Lafiel said:
He said things like: "It is meaningless, unless your tablet also includes sandpaper, so that the user can sand down their fingers to around one quarter of the present size. Apple's done extensive user-testing on touch interfaces over many years, and we really understand this stuff" "The 7-inch tablets are tweeners, too big to compete with a smartphone and too small to compete with an iPad." "7-inch tablets are going to be DOA, dead on arrival. Their manufacturers will learn the painful lesson that their tablets are too small and increase the size next year, thereby abandoning both customers and developers who jumped on the 7-inch bandwagon with an orphan product. Sounds like lots of fun ahead." not insults?
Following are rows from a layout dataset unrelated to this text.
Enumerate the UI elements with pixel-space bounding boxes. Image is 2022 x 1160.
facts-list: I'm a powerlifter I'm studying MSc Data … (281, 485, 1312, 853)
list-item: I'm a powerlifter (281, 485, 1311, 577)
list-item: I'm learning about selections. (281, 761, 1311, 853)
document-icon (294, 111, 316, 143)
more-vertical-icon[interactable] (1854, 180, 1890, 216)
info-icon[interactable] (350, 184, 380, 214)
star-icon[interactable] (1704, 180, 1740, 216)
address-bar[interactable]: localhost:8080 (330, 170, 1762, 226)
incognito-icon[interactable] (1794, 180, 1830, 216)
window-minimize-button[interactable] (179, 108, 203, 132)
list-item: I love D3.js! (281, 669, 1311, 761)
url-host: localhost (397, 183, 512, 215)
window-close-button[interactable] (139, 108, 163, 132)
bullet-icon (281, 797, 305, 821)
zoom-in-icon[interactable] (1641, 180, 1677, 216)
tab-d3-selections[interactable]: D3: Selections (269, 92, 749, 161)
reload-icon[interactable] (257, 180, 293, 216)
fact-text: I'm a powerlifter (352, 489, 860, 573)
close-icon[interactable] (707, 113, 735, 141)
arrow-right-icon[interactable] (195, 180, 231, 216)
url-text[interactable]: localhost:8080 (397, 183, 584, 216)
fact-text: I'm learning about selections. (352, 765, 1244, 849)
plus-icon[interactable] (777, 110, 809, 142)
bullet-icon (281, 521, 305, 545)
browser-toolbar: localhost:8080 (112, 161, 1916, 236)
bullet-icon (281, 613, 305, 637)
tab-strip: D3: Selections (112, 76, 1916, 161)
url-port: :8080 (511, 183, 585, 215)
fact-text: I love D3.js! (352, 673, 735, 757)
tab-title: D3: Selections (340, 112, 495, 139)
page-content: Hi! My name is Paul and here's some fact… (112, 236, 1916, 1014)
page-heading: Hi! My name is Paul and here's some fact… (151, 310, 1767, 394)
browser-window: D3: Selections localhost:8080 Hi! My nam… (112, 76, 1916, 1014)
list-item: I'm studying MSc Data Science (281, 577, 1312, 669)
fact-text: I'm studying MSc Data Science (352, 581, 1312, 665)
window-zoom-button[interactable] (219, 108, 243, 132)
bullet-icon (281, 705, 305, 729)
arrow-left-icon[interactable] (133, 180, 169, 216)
Personally I'm picking up a 7 or 8'' tablet soon, because 10'' tablets are too big and heavy for me. |
From a user stand point he is right. What he under estimated though is that manufacturers would sell them at a much smaller price point than normal size tablets. The Ipod Touch costs more than the Kindle Fire and the Google Nexus tablets. Price is why a lot of people are purchasing those tablets. Steve Jobs and Apple normally don't follow these market trends because they know that chasing price points does nothing but reduce margins. Tim Cook is meeting in the middle, he is not chasing the price point because the Ipad mini will cost more, but he is making a smaller tablet incase there are people that actually do prefer a smaller tablet and also to possibly pull people to Apple that want the Ipad experience but can't afford $400-$600. The Ipad Mini is expected to retail for $250-$300.
It has also been said that Steve Jobs was internally much more receptive to a smaller Ipad before he died than he initially was with his public statements.